Quand j’eus atteint l’autre rive, je fis comprendre à cet aimable étranger que je n’étais pas venu attiré par la gourmandise, mais bien pour jouir de sa compagnie. Il me força tout de même à accepter une partie de sa trouvaille et se mit gentiment à manger le reste. Puis, après quelques gambades qui me semblèrent fort gracieuses, il s’élança en avant, m’invitant par des regards aimables à l’accompagner dans sa promenade. Je ne me fis pas prier et nous nous enfonçâmes tous deux dans la forêt, courant, folâtrant, cueillant des fruits et des fleurs.

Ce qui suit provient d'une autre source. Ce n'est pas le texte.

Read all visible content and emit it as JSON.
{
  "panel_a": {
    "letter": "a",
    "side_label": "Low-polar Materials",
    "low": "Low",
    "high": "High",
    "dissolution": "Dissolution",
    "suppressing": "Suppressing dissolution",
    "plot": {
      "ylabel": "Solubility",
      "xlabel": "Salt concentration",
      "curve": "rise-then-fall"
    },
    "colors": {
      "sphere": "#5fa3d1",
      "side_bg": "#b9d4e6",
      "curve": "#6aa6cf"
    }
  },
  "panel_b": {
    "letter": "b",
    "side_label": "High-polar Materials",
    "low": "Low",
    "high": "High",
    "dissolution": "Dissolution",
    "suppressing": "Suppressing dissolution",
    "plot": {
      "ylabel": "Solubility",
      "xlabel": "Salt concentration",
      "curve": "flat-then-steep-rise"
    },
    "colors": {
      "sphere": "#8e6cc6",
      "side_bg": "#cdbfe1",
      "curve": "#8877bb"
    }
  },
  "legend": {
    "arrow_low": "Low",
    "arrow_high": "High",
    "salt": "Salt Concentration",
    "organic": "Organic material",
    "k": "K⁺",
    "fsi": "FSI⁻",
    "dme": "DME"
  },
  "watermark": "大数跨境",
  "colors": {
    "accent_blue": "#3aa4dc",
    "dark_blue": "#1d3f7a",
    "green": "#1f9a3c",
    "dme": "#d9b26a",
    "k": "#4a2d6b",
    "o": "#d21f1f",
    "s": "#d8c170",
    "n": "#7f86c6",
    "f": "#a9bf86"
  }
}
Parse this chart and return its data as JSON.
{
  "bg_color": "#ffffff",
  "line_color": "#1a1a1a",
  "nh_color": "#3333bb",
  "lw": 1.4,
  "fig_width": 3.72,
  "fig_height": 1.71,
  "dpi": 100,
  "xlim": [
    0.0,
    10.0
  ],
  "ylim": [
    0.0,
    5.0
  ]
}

Je prenais tant de plaisir aux gentillesses de mon nouvel ami que je ne m’aperçus pas du chemin qu’il me faisait parcourir. À un moment, cependant, je me trouvai tellement dépaysé que je m’arrêtai inquiet.

Nous venions de déboucher dans une plaine inconnue dont les lointains se découpaient singulièrement sur le ciel ; c’étaient des pointes, des monticules couleur de neige, des boules brillantes, des fumées ; toutes choses qui n’étaient pas de la nature.

En voyant mon hésitation, mon compagnon, pour la faire cesser, me donna un amical coup de trompe, assez vif cependant pour laisser deviner une vigueur peu ordinaire, mais ma défiance était éveillée, je ne fus guère convaincu par cette tape dont la peau me cuisait et je refusai d’aller plus loin.

L’étranger poussa alors un cri prolongé auquel d’autres cris répondirent.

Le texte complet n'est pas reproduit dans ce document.